As was shown in our study, 4 ampicillin-resistant beta-lactamase positive isolates and 2 MDR of H. parainfluenzae were isolated. Antibiotic resistance is a serious public health threat and the genes encoding resistance in the absence of antibiotic selection further contribute to this problem. However, most human microbiota and environmental microorganisms, which are neutral for the host, do not only exchange resistance genes among each other but they might also interact and transmit them with other bacteria [49]. Increased resistance to antimicrobials commonly used for treatment of community-acquired infections, like beta-lactams or trimethoprim/sulfamethoxazole, may be associated with higher rates of their usage. Dissemination of antibiotic resistance is not only facilitated by the uncontrolled usage of antibiotics in clinics and hospitals, but it can be also transmitted to humans through the various environmental ways, e.g., in agriculture and aquaculture. The extensively drug-resistant (XDR) species of H. parainfluenzae nonsusceptible to ampicillin, amoxicillin-clavulanate, cefotaxime, cefepime, meropenem, cefuroxime, azithromycin, ciprofloxacin, tetracycline, and chloramphenicol were observed by Tinguely et al. [50]. According to CLSI M100-S24 recommendation Table 2E [23], some antimicrobials like amoxicillin-clavulanic acid, azithromycin, cefuroxime axetil “are oral agents that may be used as empiric therapy for respiratory tract infections due to Haemophilus spp. The results of susceptibility tests with these antimicrobial agents are often not useful for management of individual patients. However, susceptibility testing of Haemophilus spp. with these compounds may be appropriate for surveillance or epidemiologic studies”. People with chronic diseases like CHC-positive patients are usually treated with multiple courses of antimicrobials.
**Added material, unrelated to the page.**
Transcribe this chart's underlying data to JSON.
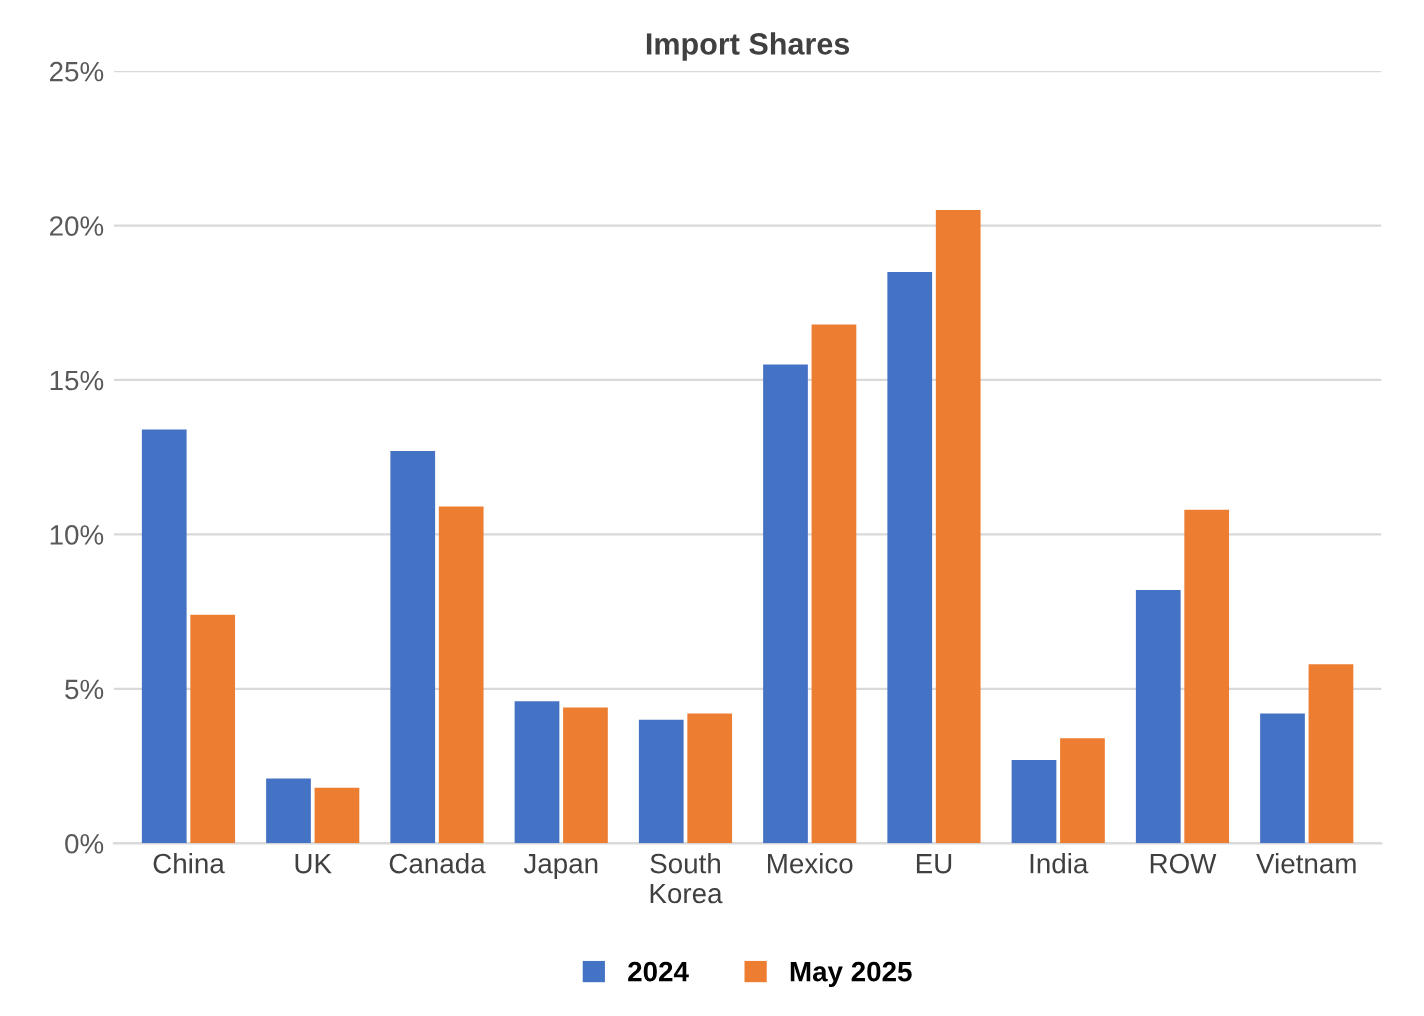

The presence of respiratory microbiota resistant to antimicrobials and the community-acquired infections seems to be harder to treat medically. Both our results and the literature data suggest that this problem requires further detailed studies, especially in CHC-positive patients.
Conclusions
This is the first study determining the association of chronic hepatitis C and the respiratory microbiota disturbance on the basis of decreased H. parainfluenzae colonization in CHC-positive patients. Haemophili may be regarded as a marker of changes in the composition of the respiratory microbiota in this group of patients. Colonization of these bacteria was changed significantly in CHC-positive patients together with an antiviral therapy. It is possible that Haemophilus spp., mainly H. parainfluenzae, may play an important protective role, e.g., against opportunistic diseases.